S’agissant de la fixation du pays de destination :
Il résulte de ce qui a été dit ci-dessus que le requérant n’est pas fondé à soutenir que l’illégalité de l’obligation de quitter le territoire français qui lui a été opposée entache d’illégalité la décision prise sur son fondement et fixant son pays de renvoi.
Aux termes de l’article 3 de la convention européenne de sauvegarde des droits de l’homme et des libertés fondamentales : « Nul ne peut être soumis à la torture ni à des peines ou traitements inhumains ou dégradants ». Le requérant n’apporte à l’appui de sa requête aucun élément de nature à établir la réalité de risques auxquels il serait actuellement et personnellement exposé dans son pays, alors que ses allégations sur ce fondement ont déjà été examinées par la Cour nationale du droit d’asile qui ne les a pas retenues. Il ne ressort pas davantage du dossier que l’état de santé du requérant ne pourrait pas faire l’objet d’une prise en charge appropriée dans son pays d’origine. Par suite, le moyen tiré de la méconnaissance des stipulations de l’article 3 de la convention européenne de sauvegarde des droits de l’homme et des libertés fondamentales et le moyen selon lequel la décision en litige résulterait d’une erreur manifeste d’appréciation au regard de ses conséquences sur la situation du requérant doivent être écartés.
Il résulte de tout ce qui précède que M. C… n’est pas fondé à demander l’annulation de l’arrêté de la préfète du Rhône du 28 mai 2025.

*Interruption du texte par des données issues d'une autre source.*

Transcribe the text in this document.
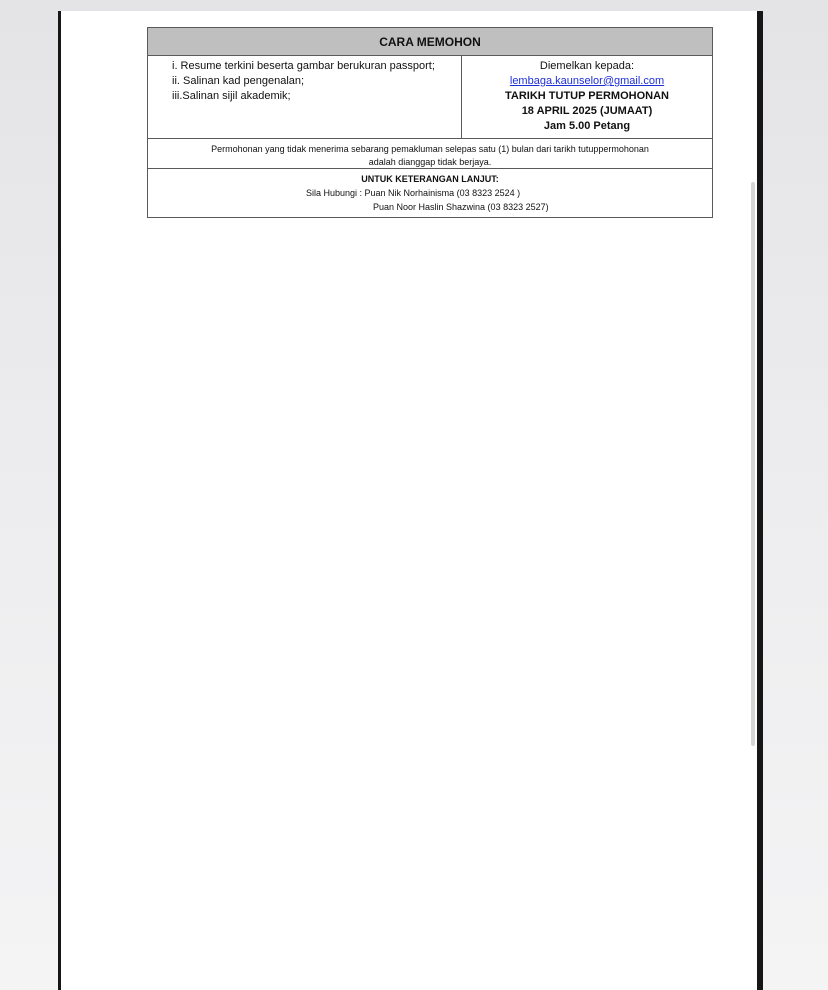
CARA MEMOHON

i. Resume terkini beserta gambar berukuran passport;
ii. Salinan kad pengenalan;
iii.Salinan sijil akademik;

Diemelkan kepada:
lembaga.kaunselor@gmail.com
TARIKH TUTUP PERMOHONAN
18 APRIL 2025 (JUMAAT)
Jam 5.00 Petang

Permohonan yang tidak menerima sebarang pemakluman selepas satu (1) bulan dari tarikh tutuppermohonan
adalah dianggap tidak berjaya.

UNTUK KETERANGAN LANJUT:
Sila Hubungi : Puan Nik Norhainisma (03 8323 2524 )
Puan Noor Haslin Shazwina (03 8323 2527)
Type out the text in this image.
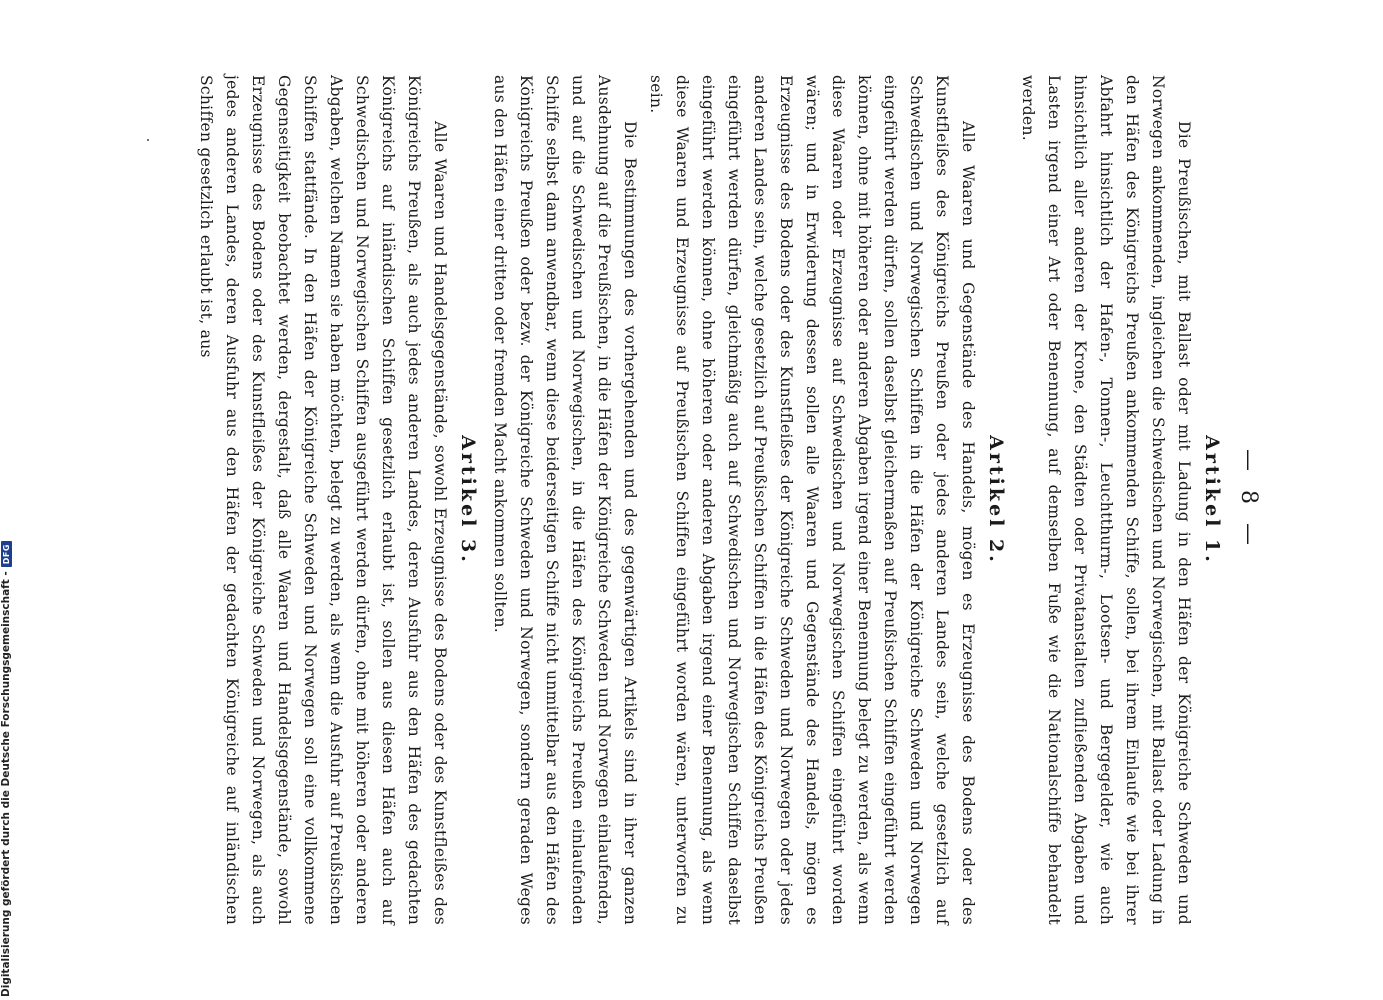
— 8 —
Artikel 1.

Die Preußischen, mit Ballast oder mit Ladung in den Häfen der Königreiche Schweden und Norwegen ankommenden, ingleichen die Schwedischen und Norwegischen, mit Ballast oder Ladung in den Häfen des Königreichs Preußen ankommenden Schiffe, sollen, bei ihrem Einlaufe wie bei ihrer Abfahrt hinsichtlich der Hafen-, Tonnen-, Leuchtthurm-, Lootsen- und Bergegelder, wie auch hinsichtlich aller anderen der Krone, den Städten oder Privatanstalten zufließenden Abgaben und Lasten irgend einer Art oder Benennung, auf demselben Fuße wie die Nationalschiffe behandelt werden.

Artikel 2.

Alle Waaren und Gegenstände des Handels, mögen es Erzeugnisse des Bodens oder des Kunstfleißes des Königreichs Preußen oder jedes anderen Landes sein, welche gesetzlich auf Schwedischen und Norwegischen Schiffen in die Häfen der Königreiche Schweden und Norwegen eingeführt werden dürfen, sollen daselbst gleichermaßen auf Preußischen Schiffen eingeführt werden können, ohne mit höheren oder anderen Abgaben irgend einer Benennung belegt zu werden, als wenn diese Waaren oder Erzeugnisse auf Schwedischen und Norwegischen Schiffen eingeführt worden wären; und in Erwiderung dessen sollen alle Waaren und Gegenstände des Handels, mögen es Erzeugnisse des Bodens oder des Kunstfleißes der Königreiche Schweden und Norwegen oder jedes anderen Landes sein, welche gesetzlich auf Preußischen Schiffen in die Häfen des Königreichs Preußen eingeführt werden dürfen, gleichmäßig auch auf Schwedischen und Norwegischen Schiffen daselbst eingeführt werden können, ohne höheren oder anderen Abgaben irgend einer Benennung, als wenn diese Waaren und Erzeugnisse auf Preußischen Schiffen eingeführt worden wären, unterworfen zu sein.

Die Bestimmungen des vorhergehenden und des gegenwärtigen Artikels sind in ihrer ganzen Ausdehnung auf die Preußischen, in die Häfen der Königreiche Schweden und Norwegen einlaufenden, und auf die Schwedischen und Norwegischen, in die Häfen des Königreichs Preußen einlaufenden Schiffe selbst dann anwendbar, wenn diese beiderseitigen Schiffe nicht unmittelbar aus den Häfen des Königreichs Preußen oder bezw. der Königreiche Schweden und Norwegen, sondern geraden Weges aus den Häfen einer dritten oder fremden Macht ankommen sollten.

Artikel 3.

Alle Waaren und Handelsgegenstände, sowohl Erzeugnisse des Bodens oder des Kunstfleißes des Königreichs Preußen, als auch jedes anderen Landes, deren Ausfuhr aus den Häfen des gedachten Königreichs auf inländischen Schiffen gesetzlich erlaubt ist, sollen aus diesen Häfen auch auf Schwedischen und Norwegischen Schiffen ausgeführt werden dürfen, ohne mit höheren oder anderen Abgaben, welchen Namen sie haben möchten, belegt zu werden, als wenn die Ausfuhr auf Preußischen Schiffen stattfände. In den Häfen der Königreiche Schweden und Norwegen soll eine vollkommene Gegenseitigkeit beobachtet werden, dergestalt, daß alle Waaren und Handelsgegenstände, sowohl Erzeugnisse des Bodens oder des Kunstfleißes der Königreiche Schweden und Norwegen, als auch jedes anderen Landes, deren Ausfuhr aus den Häfen der gedachten Königreiche auf inländischen Schiffen gesetzlich erlaubt ist, aus

Digitalisierung gefördert durch die Deutsche Forschungsgemeinschaft -
DFG
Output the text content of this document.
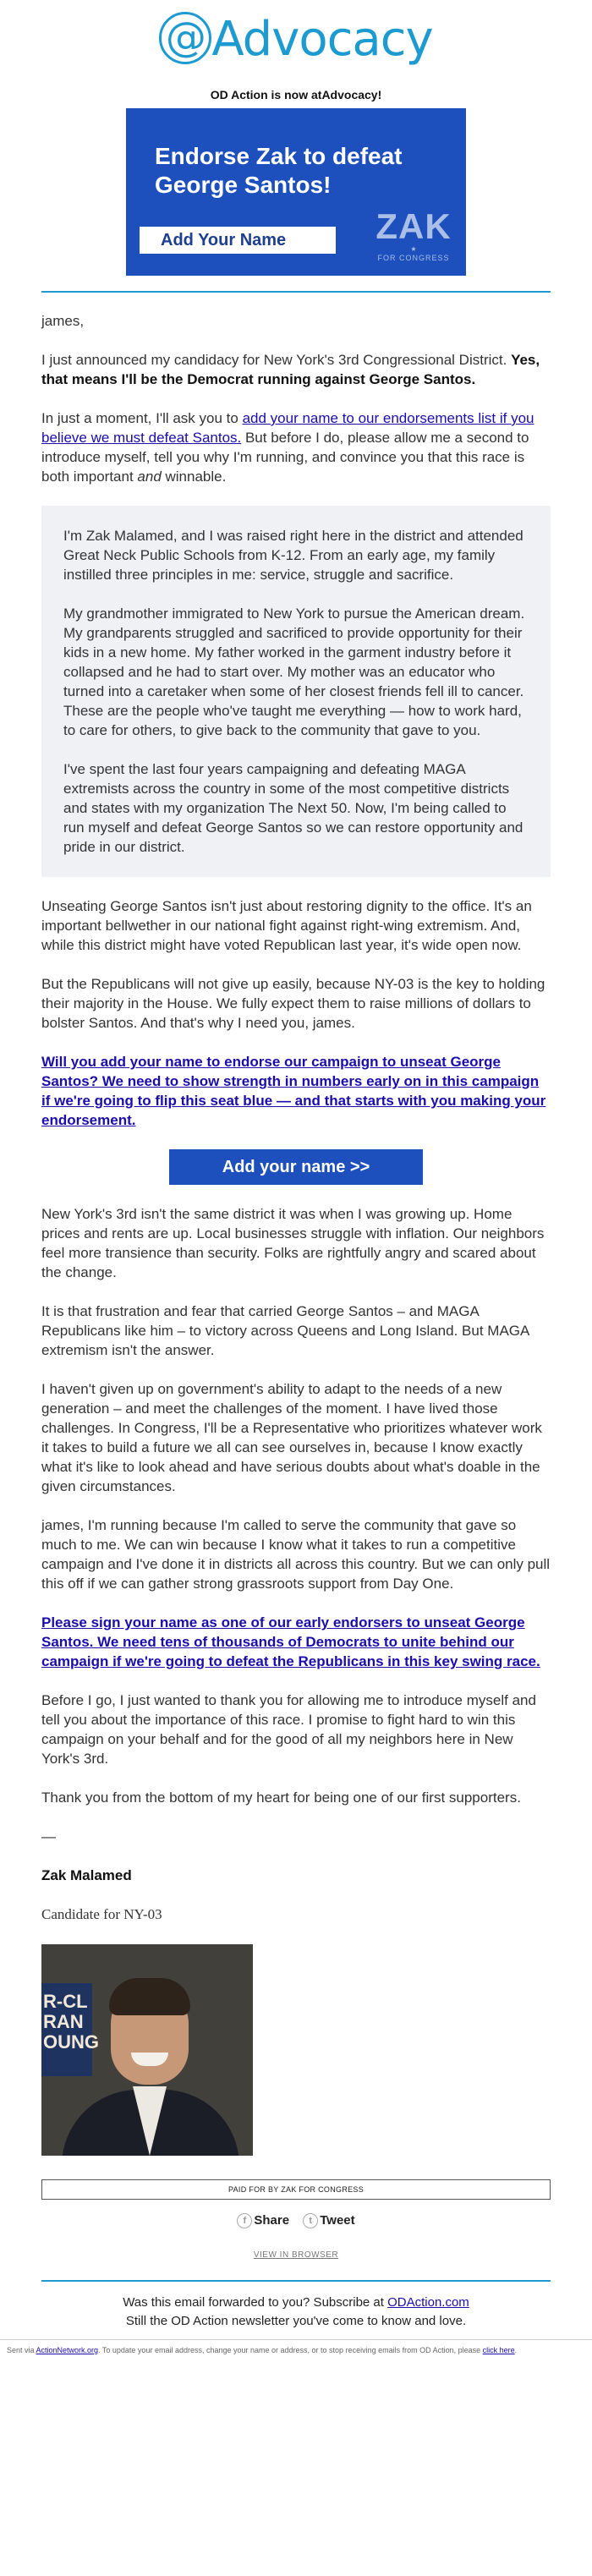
@ Advocacy
OD Action is now atAdvocacy!
Endorse Zak to defeat
George Santos!
Add Your Name	ZAK
★
FOR CONGRESS

james,

I just announced my candidacy for New York's 3rd Congressional District. Yes, that means I'll be the Democrat running against George Santos.

In just a moment, I'll ask you to add your name to our endorsements list if you believe we must defeat Santos. But before I do, please allow me a second to introduce myself, tell you why I'm running, and convince you that this race is both important and winnable.

I'm Zak Malamed, and I was raised right here in the district and attended Great Neck Public Schools from K-12. From an early age, my family instilled three principles in me: service, struggle and sacrifice.

My grandmother immigrated to New York to pursue the American dream. My grandparents struggled and sacrificed to provide opportunity for their kids in a new home. My father worked in the garment industry before it collapsed and he had to start over. My mother was an educator who turned into a caretaker when some of her closest friends fell ill to cancer. These are the people who've taught me everything — how to work hard, to care for others, to give back to the community that gave to you.

I've spent the last four years campaigning and defeating MAGA extremists across the country in some of the most competitive districts and states with my organization The Next 50. Now, I'm being called to run myself and defeat George Santos so we can restore opportunity and pride in our district.

Unseating George Santos isn't just about restoring dignity to the office. It's an important bellwether in our national fight against right-wing extremism. And, while this district might have voted Republican last year, it's wide open now.

But the Republicans will not give up easily, because NY-03 is the key to holding their majority in the House. We fully expect them to raise millions of dollars to bolster Santos. And that's why I need you, james.

Will you add your name to endorse our campaign to unseat George Santos? We need to show strength in numbers early on in this campaign if we're going to flip this seat blue — and that starts with you making your endorsement.

Add your name >>

New York's 3rd isn't the same district it was when I was growing up. Home prices and rents are up. Local businesses struggle with inflation. Our neighbors feel more transience than security. Folks are rightfully angry and scared about the change.

It is that frustration and fear that carried George Santos – and MAGA Republicans like him – to victory across Queens and Long Island. But MAGA extremism isn't the answer.

I haven't given up on government's ability to adapt to the needs of a new generation – and meet the challenges of the moment. I have lived those challenges. In Congress, I'll be a Representative who prioritizes whatever work it takes to build a future we all can see ourselves in, because I know exactly what it's like to look ahead and have serious doubts about what's doable in the given circumstances.

james, I'm running because I'm called to serve the community that gave so much to me. We can win because I know what it takes to run a competitive campaign and I've done it in districts all across this country. But we can only pull this off if we can gather strong grassroots support from Day One.

Please sign your name as one of our early endorsers to unseat George Santos. We need tens of thousands of Democrats to unite behind our campaign if we're going to defeat the Republicans in this key swing race.

Before I go, I just wanted to thank you for allowing me to introduce myself and tell you about the importance of this race. I promise to fight hard to win this campaign on your behalf and for the good of all my neighbors here in New York's 3rd.

Thank you from the bottom of my heart for being one of our first supporters.

—
Zak Malamed
Candidate for NY-03
R-CL
RAN
OUNG
PAID FOR BY ZAK FOR CONGRESS
f Share t Tweet
VIEW IN BROWSER
Was this email forwarded to you? Subscribe at ODAction.com
Still the OD Action newsletter you've come to know and love.
Sent via ActionNetwork.org. To update your email address, change your name or address, or to stop receiving emails from OD Action, please click here.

Sur les conclusions à fin d’injonction :
16. Le présent jugement, qui rejette les conclusions de la requête à fin d’annulation, n’appelle aucune mesure d’exécution.
Sur les frais liés au litige :
17. Dans les circonstances de l’espèce, il n’y a pas lieu de faire droit aux conclusions de la requête présentées sur le fondement de l’article L. 761-1 du code de justice administrative.
D E C I D E :
Article 1er : Il n’y a pas lieu de statuer sur les conclusions de la requête tendant à l’annulation de la décision implicite de refus née du silence conservé par la préfète du Rhône sur la demande de titre de séjour présentée par M. C….
Article 2 : Le surplus des conclusions de la requête de M. C… est rejeté.
Article 3 : Le présent jugement sera notifié à M. B… C…, à la préfète du Rhône et à Me Couderc.
Délibéré après l’audience du 1er octobre 2025, à laquelle siégeaient :
- M. Gille, président ;
- Mme Goyer Tholon, conseillère ;
- Mme Pouyet, conseillère.
Rendu public par mise à disposition au greffe le 27 octobre 2025.
La rapporteure,
C. Goyer Tholon
Le président,
A. Gille
La greffière,
K. Schult
La République mande et ordonne au préfet du Rhône en ce qui le concerne, ou à tous commissaires de justice à ce requis en ce qui concerne les voies de droit commun contre les parties privées, de pourvoir à l’exécution de la présente décision.